Typically growing pains are nothing more than a simple muscle ache caused from overexertion. If your child had a particularly active day, they will probably have growing pains during the evening or during the night. For some children growing pains are absolutely unbearable. What can parents do to help ease the pain that is associated with growing pains? Here are a few suggestions:
· Take them seriously. While you know the pain is nothing more than a muscle pull or cramp, it is painful to a child. Let them know that you recognize they are in pain and do your best to comfort them.
· Give them lots of love. Children love to be held and cuddled by their parents. It doesn’t matter what age they are, they like to know that their parents care about them. Sometimes they just need a hug from you and the pain will start to go away.
· Rub their legs. The pain can be a simple leg cramp that just needs to be rubbed out. Massage their legs until they fall asleep again.
· Use a heating pad to relieve the pain. Heat is a great way to treat the pain children experience with growing muscles. You can also try a warm bath to help them feel better and encourage them to move their legs in the tub a lot.
· Stretch their legs. Stretching the muscles is a great way to get rid of pain. Teach your children to stretch their legs every morning and before bed. You should also teach them to stretch before they participate in physical games like jumping on the trampoline or running around the yard with their friends.
· Try some Tylenol if the pain is lasting longer than fifteen minutes and nothing else is working. Don’t teach your children that they should take pain killers every time they have pain, try the other remedies first and resort to medications only if nothing is working.

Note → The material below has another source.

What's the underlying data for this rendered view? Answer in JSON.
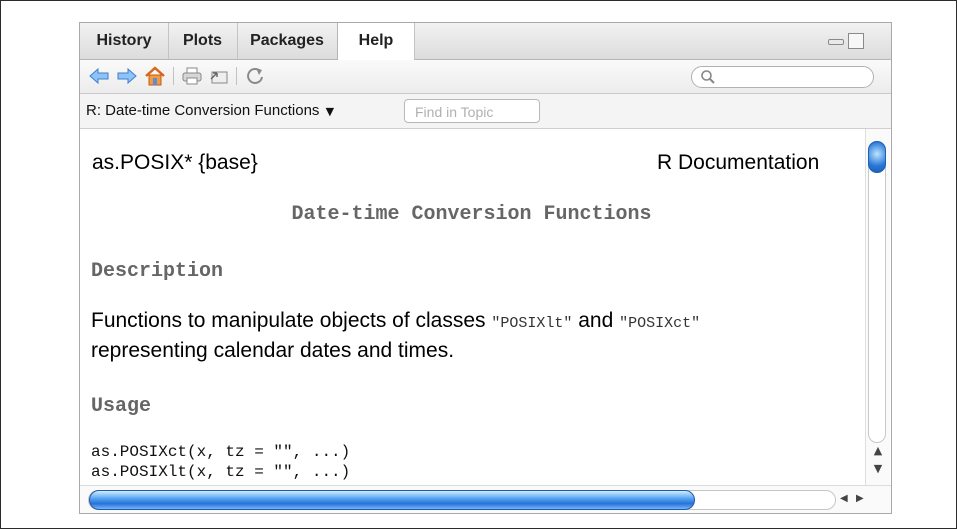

The average growing pain will last for about fifteen minutes during the night. Some children will cry because the pain is so intense. Look at their legs and check for swelling, redness, tenderness, rashes, and check their temperature. If they appear to be healthy, it is just growing pains. Serious symptoms should be evaluated by a doctor to see if they have an underlying condition that needs treatment.
Growing pains will go away as the child starts to get older. There is no evidence to support why growing pains occur, but the medical community is still doing research to see if there is something that causes it. The height of the child does not matter; most children will experience growing pains whether they are short or tall.
Make sure your child does not have a serious injury that is causing the pain. A bump on the leg from banging into something on the playground can definitely cause the leg pain. The best thing you can do is to remain patient with your children when they wake you up in the middle of the night because their legs hurt. Keep your cool and just hold them and reassure them that you love them and you will always be there to make them feel better. The pain will start to go away within a few minutes and you can all get back to bed.
As with all advice articles, this article is not meant to replace the consultation of a competent medical professional.